The Perils of Fake Press Releases, and How to Avoid ThemS

This morning, a press release hit the wires of PRWeb, a paid press release distribution site, saying that Google would be acquiring the tiny company ICOA Wireless for $400 million. ICOA's stock, which trades at fractions of a penny, briefly quadrupled in price after the press release hit. Media outlets (including our own Gizmodo) reported the story as fact, and investors immediately piled in. But very shortly after the release hit the news, it was denied by both parties, and outed as a fake. How did this happen?

Pretty easily, at least on the scammer's end. It's not hard for anyone to write up and place a press release on the wires. Arik Hesseldahl speculates that this was a planned effort by a financial schemer to momentarily pump up the price of ICOA's stock, in order to make a quick killing before the news was debunked. Quite an easy way to make a pile of money, aside from the fact that it's illegal. Here's the reality: although TechCrunch's Darrell Etherington immediately posted the news as fact, and was subsequently forced to post an embarrassing retraction, it's not really his fault. If he had not done it, someone else would have minutes later. For very sector-specific business news of this nature, it's completely routine to write up and publish quick stories off of press releases as soon as they're released, and then fill them out with quotes from the various companies involved later. This is business news. Speed is important. This is standard operating procedure, in many precincts of the media, most of which consider a press release to be an official company statement that meets standards of publication. And once the news hits the media, well, the investors out there consider it to be verified, and they pile in. It's a simple two-step process with no failsafe mechanism at all.

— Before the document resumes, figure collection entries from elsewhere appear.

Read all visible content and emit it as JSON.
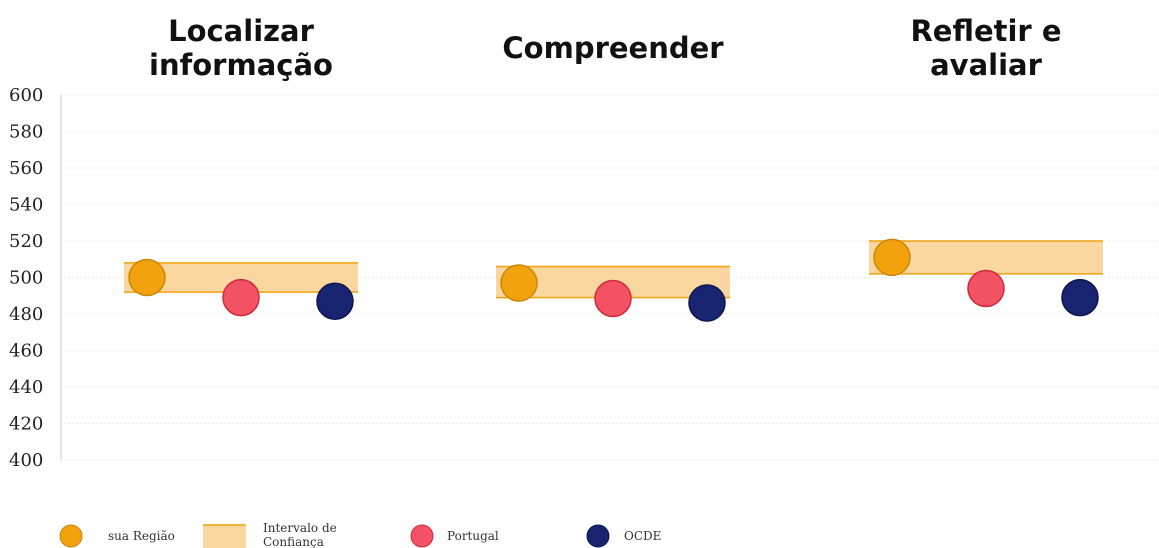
{
  "chart_data": {
    "type": "scatter",
    "panels": [
      "Localizar\ninformação",
      "Compreender",
      "Refletir e\navaliar"
    ],
    "ylim": [
      400,
      600
    ],
    "yticks": [
      400,
      420,
      440,
      460,
      480,
      500,
      520,
      540,
      560,
      580,
      600
    ],
    "grid": true,
    "series": [
      {
        "name": "sua Região",
        "values": [
          500,
          497,
          511
        ]
      },
      {
        "name": "Portugal",
        "values": [
          489,
          488.5,
          494
        ]
      },
      {
        "name": "OCDE",
        "values": [
          487,
          486,
          489
        ]
      }
    ],
    "confidence_interval": {
      "name": "Intervalo de Confiança",
      "low": [
        492,
        489,
        502
      ],
      "high": [
        508,
        506,
        520
      ]
    },
    "legend_position": "bottom",
    "colors": {
      "sua Região": "#f2a20c",
      "sua Região border": "#c9860a",
      "Intervalo de Confiança": "#f9d79e",
      "Intervalo de Confiança border": "#f2a20c",
      "Portugal": "#f25263",
      "Portugal border": "#cf2a3d",
      "OCDE": "#182470",
      "OCDE border": "#0e1650"
    }
  }
}
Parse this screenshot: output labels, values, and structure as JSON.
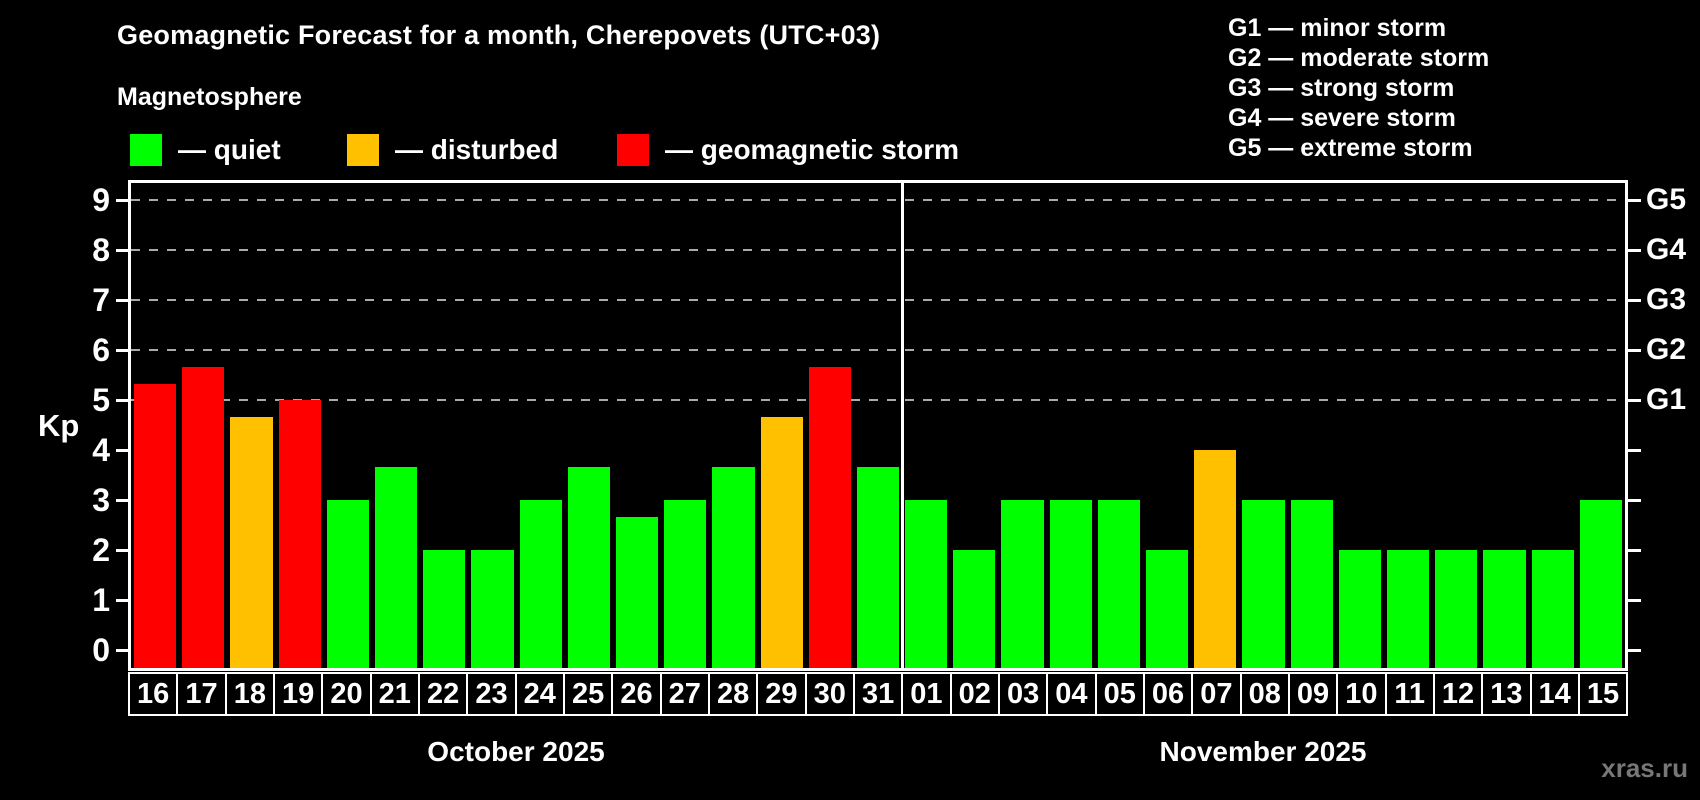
{
  "header": {
    "title": "Geomagnetic Forecast for a month, Cherepovets (UTC+03)",
    "subtitle": "Magnetosphere"
  },
  "legend": {
    "items": [
      {
        "key": "quiet",
        "label": "— quiet",
        "color": "#00ff00"
      },
      {
        "key": "disturbed",
        "label": "— disturbed",
        "color": "#ffc000"
      },
      {
        "key": "storm",
        "label": "— geomagnetic storm",
        "color": "#ff0000"
      }
    ]
  },
  "g_scale_legend": {
    "lines": [
      "G1 — minor storm",
      "G2 — moderate storm",
      "G3 — strong storm",
      "G4 — severe storm",
      "G5 — extreme storm"
    ]
  },
  "watermark": "xras.ru",
  "chart_data": {
    "type": "bar",
    "ylabel": "Kp",
    "ylim": [
      -0.36,
      9.34
    ],
    "y_ticks": [
      "0",
      "1",
      "2",
      "3",
      "4",
      "5",
      "6",
      "7",
      "8",
      "9"
    ],
    "grid_levels": [
      5,
      6,
      7,
      8,
      9
    ],
    "grid_on": true,
    "legend_position": "top",
    "right_axis_labels": [
      {
        "label": "G1",
        "kp": 5
      },
      {
        "label": "G2",
        "kp": 6
      },
      {
        "label": "G3",
        "kp": 7
      },
      {
        "label": "G4",
        "kp": 8
      },
      {
        "label": "G5",
        "kp": 9
      }
    ],
    "months": [
      {
        "label": "October 2025",
        "days": 16
      },
      {
        "label": "November 2025",
        "days": 15
      }
    ],
    "bars": [
      {
        "date": "16",
        "kp": 5.33,
        "status": "storm"
      },
      {
        "date": "17",
        "kp": 5.67,
        "status": "storm"
      },
      {
        "date": "18",
        "kp": 4.67,
        "status": "disturbed"
      },
      {
        "date": "19",
        "kp": 5.0,
        "status": "storm"
      },
      {
        "date": "20",
        "kp": 3.0,
        "status": "quiet"
      },
      {
        "date": "21",
        "kp": 3.67,
        "status": "quiet"
      },
      {
        "date": "22",
        "kp": 2.0,
        "status": "quiet"
      },
      {
        "date": "23",
        "kp": 2.0,
        "status": "quiet"
      },
      {
        "date": "24",
        "kp": 3.0,
        "status": "quiet"
      },
      {
        "date": "25",
        "kp": 3.67,
        "status": "quiet"
      },
      {
        "date": "26",
        "kp": 2.67,
        "status": "quiet"
      },
      {
        "date": "27",
        "kp": 3.0,
        "status": "quiet"
      },
      {
        "date": "28",
        "kp": 3.67,
        "status": "quiet"
      },
      {
        "date": "29",
        "kp": 4.67,
        "status": "disturbed"
      },
      {
        "date": "30",
        "kp": 5.67,
        "status": "storm"
      },
      {
        "date": "31",
        "kp": 3.67,
        "status": "quiet"
      },
      {
        "date": "01",
        "kp": 3.0,
        "status": "quiet"
      },
      {
        "date": "02",
        "kp": 2.0,
        "status": "quiet"
      },
      {
        "date": "03",
        "kp": 3.0,
        "status": "quiet"
      },
      {
        "date": "04",
        "kp": 3.0,
        "status": "quiet"
      },
      {
        "date": "05",
        "kp": 3.0,
        "status": "quiet"
      },
      {
        "date": "06",
        "kp": 2.0,
        "status": "quiet"
      },
      {
        "date": "07",
        "kp": 4.0,
        "status": "disturbed"
      },
      {
        "date": "08",
        "kp": 3.0,
        "status": "quiet"
      },
      {
        "date": "09",
        "kp": 3.0,
        "status": "quiet"
      },
      {
        "date": "10",
        "kp": 2.0,
        "status": "quiet"
      },
      {
        "date": "11",
        "kp": 2.0,
        "status": "quiet"
      },
      {
        "date": "12",
        "kp": 2.0,
        "status": "quiet"
      },
      {
        "date": "13",
        "kp": 2.0,
        "status": "quiet"
      },
      {
        "date": "14",
        "kp": 2.0,
        "status": "quiet"
      },
      {
        "date": "15",
        "kp": 3.0,
        "status": "quiet"
      }
    ]
  }
}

We don't blame the individuals involved here (except for whoever posted the fake release). We blame the system. And frankly, this system ain't changing any time soon. So how to prevent something like this from taking your reputation, or, even worse, your investment? Well, a couple things. First of all, common sense. The release said that Google was paying $400 million for a company with a market cap under $1 million. That should raise some red flags, to put it mildly. (I mean, the "In the News" section of ICOA's website has no news newer than 2006. The CEO's direct phone number is on the website. Do the math.) And the release itself was only two paragraphs long, with no PR contact information—odd, for news of a Google acquisition, which the company would know damn well would be big news, bringing a flood of media calls.

Second—and this one goes out to the investors who immediately snapped up ICOA stock upon its first mention on TechCrunch—verify some shit before you put your money into it. I mean, as a web journoblogger, I can understand full well how a web journalist could write a throwaway blog post based on a press release that looked like news. That's just a single bad morning in the life of a web journoblogger. But I cannot understand how a professional investor could sink thousands upon thousands of dollars into a hot stock deemed hot solely because some web journoblogger read a press release that said so. There's money involved in that, for chrissake! Do your homework! And no one will feel sorry for you when you lose that money, because you were only trying to quickly profit on the most basic kind of hectic, momentary stock market gold rush that may divert some cash into the pockets of a few people who were quick enough to push a button, but will not fundamentally bolster or reinforce our national economy. There is no sympathy to be found there. You were greedy, you did not do your research, and you got burned. Boo hoo.

It's foolish to expect the fundamental state of affairs here to change. What's called for is simply media literacy. If you read a quickie blog post based solely on a brief press release, do not assign it the same weight as a lengthy Wall Street Journal investigative story. And if you're enough of a gambler to place bets on these things, accept that you'll sometimes lose.